Минька торопливо перепряг коренника в телегу.
— Скажи дома: попозже и я приду… Завтра праздник… — сказал Андрюха.
Сам понимал Минька, что нельзя Андрюхе прямо с пашни вместе с ним ехать домой. Мало ли кто может встретиться?
— Ну дык ладно, приходи, — сказал он Андрюхе, усаживаясь на телегу, — поскорее приходи.
Миньке вдруг жалко стало брата.
Он, Минька, хоть куда может откровенно явиться, а Андрюхе надо все скрытно жить. Полгода уж Андрюха в бегах, все прячется так вот по пашням.
У развалины кулёвской дороги Минька нагнал дядю Трофима.
Издали его признал по картузу и скрипу колес. Ни у кого в Ардашах колеса так не скрипели, как у Трофимовой телеги.
На телеге сидел чужой малец. Сидел он задом наперед.
Минька нагнал их и крикнул:
— Отесовцев мы видели… проехали даве здесь…
Трофим разом повернулся к Миньке:
— Куда они, в село поехали?
Минька подогнал каурку вплотную к телеге Трофима.

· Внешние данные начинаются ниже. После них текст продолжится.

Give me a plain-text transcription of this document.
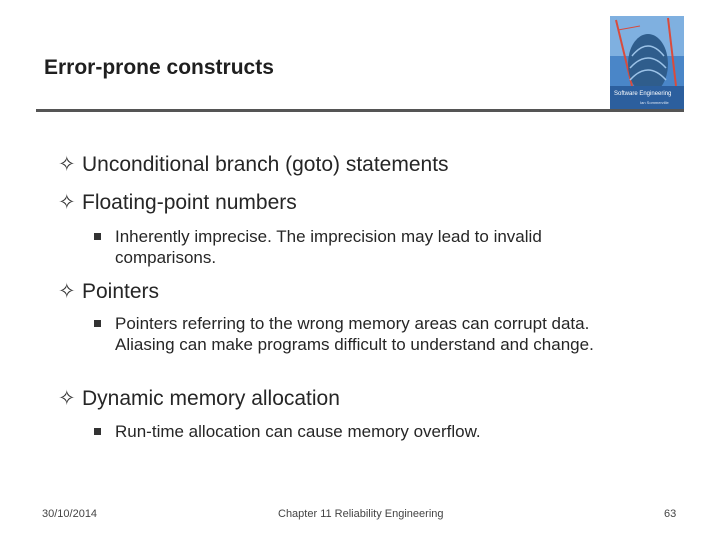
Error-prone constructs
Software Engineering
Ian Sommerville
✧ Unconditional branch (goto) statements
✧ Floating-point numbers
Inherently imprecise. The imprecision may lead to invalid comparisons.
✧ Pointers
Pointers referring to the wrong memory areas can corrupt data. Aliasing can make programs difficult to understand and change.
✧ Dynamic memory allocation
Run-time allocation can cause memory overflow.
30/10/2014	Chapter 11 Reliability Engineering	63
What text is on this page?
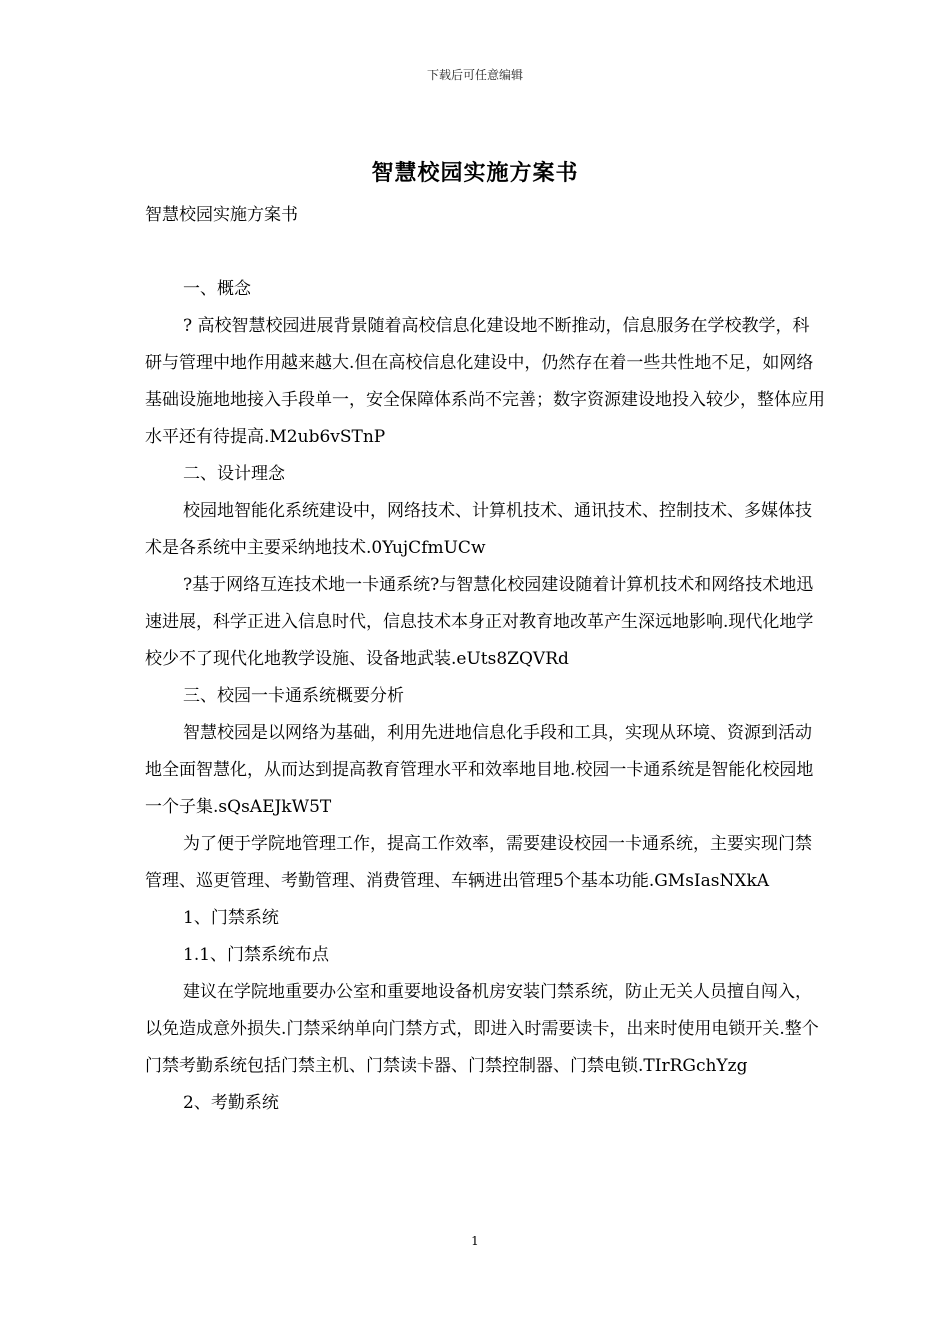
下载后可任意编辑
智慧校园实施方案书

智慧校园实施方案书

一、概念

? 高校智慧校园进展背景随着高校信息化建设地不断推动，信息服务在学校教学，科研与管理中地作用越来越大.但在高校信息化建设中，仍然存在着一些共性地不足，如网络基础设施地地接入手段单一，安全保障体系尚不完善；数字资源建设地投入较少，整体应用水平还有待提高.M2ub6vSTnP

二、设计理念

校园地智能化系统建设中，网络技术、计算机技术、通讯技术、控制技术、多媒体技术是各系统中主要采纳地技术.0YujCfmUCw

?基于网络互连技术地一卡通系统?与智慧化校园建设随着计算机技术和网络技术地迅速进展，科学正进入信息时代，信息技术本身正对教育地改革产生深远地影响.现代化地学校少不了现代化地教学设施、设备地武装.eUts8ZQVRd

三、校园一卡通系统概要分析

智慧校园是以网络为基础，利用先进地信息化手段和工具，实现从环境、资源到活动地全面智慧化，从而达到提高教育管理水平和效率地目地.校园一卡通系统是智能化校园地一个子集.sQsAEJkW5T

为了便于学院地管理工作，提高工作效率，需要建设校园一卡通系统，主要实现门禁管理、巡更管理、考勤管理、消费管理、车辆进出管理5个基本功能.GMsIasNXkA

1、门禁系统

1.1、门禁系统布点

建议在学院地重要办公室和重要地设备机房安装门禁系统，防止无关人员擅自闯入，以免造成意外损失.门禁采纳单向门禁方式，即进入时需要读卡，出来时使用电锁开关.整个门禁考勤系统包括门禁主机、门禁读卡器、门禁控制器、门禁电锁.TIrRGchYzg

2、考勤系统

1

— Сюда свернули, на кулёвскую дорогу. Видно, незачем было к нам…
Каурка шла вплотную к телеге и мордой приходилась к самому лицу Алешки:
— Осади коня! — крикнул Алешка и шлепнул Минькину каурку по губе.
— Вон ты какой, — озлился Минька и подогнал каурку еще ближе.
Тогда Алешка приподнял с телеги вилы и сам отвернулся.
— Придержи, говорю, коня, а то напорется еще.
Пришлось Миньке осадить каурку.
— А ты не шибко нос-то задирай, — сказал он, — а то…
Алешке точно не до Миньки — заговорил он с Трофимом.
— Может, тятька сам был с ними, — сказал он Трофиму, скоса поглядывая на Миньку. — Ежели б заехали они к вам, в Ардаши, сразу бы встретил его.
— Сестре, может, по секрету известно, — сказал Трофим.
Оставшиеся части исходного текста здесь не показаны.